Bex is depressed by her dad's incarceration, but Maize evidently can’t fix that; fairies don’t get involved in legal issues. That seemed a bit arbitrary to me since no real explanation was given, but hey, it’s a kid's fairy story, so let it ride. Actually, even that was somewhat amusing. The other three girls rebel and return their fairies to Bex! They can't stand the disruption that the fairies cause! Evidently they don't have the logic to work out that they must make very specific requests (they're kids, after all), and here's where the sorry truth comes out: the fairies themselves are rejects! They were kicked out of fairy land. I love this.

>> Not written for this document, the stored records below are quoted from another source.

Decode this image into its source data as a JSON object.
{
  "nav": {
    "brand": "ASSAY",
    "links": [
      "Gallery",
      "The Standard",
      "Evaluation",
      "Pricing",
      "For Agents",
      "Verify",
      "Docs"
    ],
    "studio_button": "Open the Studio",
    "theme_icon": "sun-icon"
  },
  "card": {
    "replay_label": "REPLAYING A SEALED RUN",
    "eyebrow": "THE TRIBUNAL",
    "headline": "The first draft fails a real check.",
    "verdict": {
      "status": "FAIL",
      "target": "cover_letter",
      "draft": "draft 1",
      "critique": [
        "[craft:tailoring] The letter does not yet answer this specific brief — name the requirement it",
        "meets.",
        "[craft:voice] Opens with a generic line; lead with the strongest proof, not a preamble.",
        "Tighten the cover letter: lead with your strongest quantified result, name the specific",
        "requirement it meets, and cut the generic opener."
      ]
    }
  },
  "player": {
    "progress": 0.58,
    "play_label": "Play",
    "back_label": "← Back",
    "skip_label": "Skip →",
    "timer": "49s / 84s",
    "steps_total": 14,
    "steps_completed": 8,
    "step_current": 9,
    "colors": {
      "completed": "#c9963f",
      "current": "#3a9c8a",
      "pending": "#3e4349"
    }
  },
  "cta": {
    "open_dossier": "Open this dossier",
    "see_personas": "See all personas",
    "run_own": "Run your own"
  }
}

So the other three girls 'return' their fairies to Bex, not wanting them around any more, but Bex refuses to give up on them. The one thing I don’t get is why Bex never thinks of saving the school programs that are scheduled to be cut by asking her fairy to help. That might result in disaster of course, so it's as well that she doesn't. Instead, she takes the admirable tack of organizing a feisty rebellion (even if it's misguided)! She doesn’t seem to get that rebelling isn't going to make money appear (maybe that's a job for a fairy?), but it works out in unexpected ways. Unexpected is one of the attractions of this novel and made me keep on reading it. I have to include here a mention of the school show. As part of Bex's plan, the kids disrupt the school talent show and the "modern version" of Jack and the Beanstalk performed by Charlie and Santiago was hilarious. I don't know where Smith comes up with these notions, but I sincerely hope she doesn't lose the knack of it.
I love the notes going back and forth between Bex and one of her teachers, including her, um, creative spelling. There was an interesting episode on page 104 where Bex writes "fortay" and I was ready to add it to the errata when I realized it was a Bex note, intentionally misspelled. It should, of course, be "forte", which technically is pronounced 'fort', but everyone mispronounces it, including me. People tend to confuse it with the musical term which is spelled the same, and actually is pronounced 'fortay'. So let me just conclude with the one expected result of this novel: that things would work out in the end (but not everything - we need something left open for the sequels, right?!).
Anyway, I can't post any more spoilers much as I would love to keep raving about this. I highly recommend this novel and seriously plan on getting my hands on the series. Yeah, I can't believe I actually liked a (literal) fairy story, but I did! It was too much fun to not like, and it just goes to prove that you should never say never! I recommend this novel for appropriate ages and other ages, and I rate it a worthy read.